勢いよくすべての食糧をその腹に収めた犬は、ワンと一声鳴いた後走り去っていった。
ずいぶん元気だ。この町にはしばらく軍隊が駐留するし、生きていくことに困りはしない。
手が空いた者が、誰かしら相手をしてくれる。
弾むように歩くリアを引き連れ、士郎はようやく家にたどり着いた。
犬と会ってから、ずいぶんと機嫌がいい。
腕まくりをし、久しぶりに調理に向かう士郎の行動にも興味津々といった様子だ。
興味を持つのはいいことだ。
好奇心は猫をも殺すというが、好奇心がなければ生きてはいけない。
「それ、何につかうの?」
「これは、豆なんかをつぶすのに使うんだ。ほら、こんな風に」
「へー」
喋る事に慣れてきたのか、徐々に会話がスムーズになってきている。
自律行動可能なホムンクルスであるし、あらかじめ知識はインプットされていたのだろう。

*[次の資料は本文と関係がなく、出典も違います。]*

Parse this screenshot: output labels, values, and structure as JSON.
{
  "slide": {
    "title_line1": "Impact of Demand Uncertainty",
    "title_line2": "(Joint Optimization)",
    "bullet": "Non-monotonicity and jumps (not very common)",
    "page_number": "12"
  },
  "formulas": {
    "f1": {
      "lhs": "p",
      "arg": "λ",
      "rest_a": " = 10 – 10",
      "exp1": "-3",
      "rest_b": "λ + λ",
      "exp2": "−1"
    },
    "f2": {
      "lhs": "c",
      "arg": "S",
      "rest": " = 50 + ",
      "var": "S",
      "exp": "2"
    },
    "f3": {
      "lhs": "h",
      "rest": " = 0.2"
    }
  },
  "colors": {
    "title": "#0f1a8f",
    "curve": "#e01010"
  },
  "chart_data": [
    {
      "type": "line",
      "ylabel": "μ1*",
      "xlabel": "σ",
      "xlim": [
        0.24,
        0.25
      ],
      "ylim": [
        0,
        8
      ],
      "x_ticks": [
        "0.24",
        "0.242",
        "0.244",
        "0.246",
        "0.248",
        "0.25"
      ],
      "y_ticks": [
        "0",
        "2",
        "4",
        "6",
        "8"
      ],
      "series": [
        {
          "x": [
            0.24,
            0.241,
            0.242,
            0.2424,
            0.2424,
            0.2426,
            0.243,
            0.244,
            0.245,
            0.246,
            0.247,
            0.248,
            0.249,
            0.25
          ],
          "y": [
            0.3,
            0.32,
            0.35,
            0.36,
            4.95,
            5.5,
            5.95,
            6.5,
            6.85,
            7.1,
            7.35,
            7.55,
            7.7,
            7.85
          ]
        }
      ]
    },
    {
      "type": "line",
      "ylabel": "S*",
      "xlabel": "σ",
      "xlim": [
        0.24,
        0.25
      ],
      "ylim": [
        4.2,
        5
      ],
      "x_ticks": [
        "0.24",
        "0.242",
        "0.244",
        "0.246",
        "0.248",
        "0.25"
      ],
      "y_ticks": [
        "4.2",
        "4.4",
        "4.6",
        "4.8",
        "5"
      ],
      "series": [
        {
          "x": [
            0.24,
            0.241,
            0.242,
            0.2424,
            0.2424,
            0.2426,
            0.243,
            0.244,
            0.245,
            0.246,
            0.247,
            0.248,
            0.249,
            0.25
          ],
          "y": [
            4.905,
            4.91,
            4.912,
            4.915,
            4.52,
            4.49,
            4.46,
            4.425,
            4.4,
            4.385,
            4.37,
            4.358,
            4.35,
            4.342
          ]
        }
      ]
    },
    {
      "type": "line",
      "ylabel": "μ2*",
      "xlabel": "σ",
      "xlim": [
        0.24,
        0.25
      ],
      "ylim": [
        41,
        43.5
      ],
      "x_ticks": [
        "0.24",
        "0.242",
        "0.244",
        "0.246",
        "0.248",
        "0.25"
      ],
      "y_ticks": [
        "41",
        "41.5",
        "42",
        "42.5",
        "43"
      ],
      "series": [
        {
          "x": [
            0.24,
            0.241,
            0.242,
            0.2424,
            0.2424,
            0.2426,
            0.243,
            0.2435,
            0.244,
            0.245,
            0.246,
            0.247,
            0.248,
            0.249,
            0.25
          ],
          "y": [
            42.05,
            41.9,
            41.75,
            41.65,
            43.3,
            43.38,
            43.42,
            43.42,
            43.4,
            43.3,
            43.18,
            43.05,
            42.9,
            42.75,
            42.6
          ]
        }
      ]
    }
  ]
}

知識を引き出す練習さえすれば、あっというまに成長していく。
知識量という点でいえば、そもそも士郎すら上回っているかもしれない相手だ。
料理に興味がある様子だったので、リアに食事の準備を手伝ってもらうことにした。
彼女に何が出来て、何ができないのか。
何のために生み出され、彼女は何をしたいのか。
それがわからないうちに、士郎は彼女から目を離す事ができない。
自発的に色々試してもらえるなら、その方がいい。
しばらくして。
少々手間はかかったが、ようやく食事の準備を終えることができた。
「シロウ、シロウ。何これ何これ、すっごくおいしい。すごい」
当初は黙々と口に食事を運んでいたリアは、九割がた食べ終えると目を輝かせる。
こうも素直に感想を述べられると、士郎も頑張った甲斐があるというものだ。
ただし。
「リア、危ないからスープを持ったまま立ち上がるのは止めてくれ。こぼしたら火傷するぞ」
やはり、彼女には常識というものが欠けているらしい。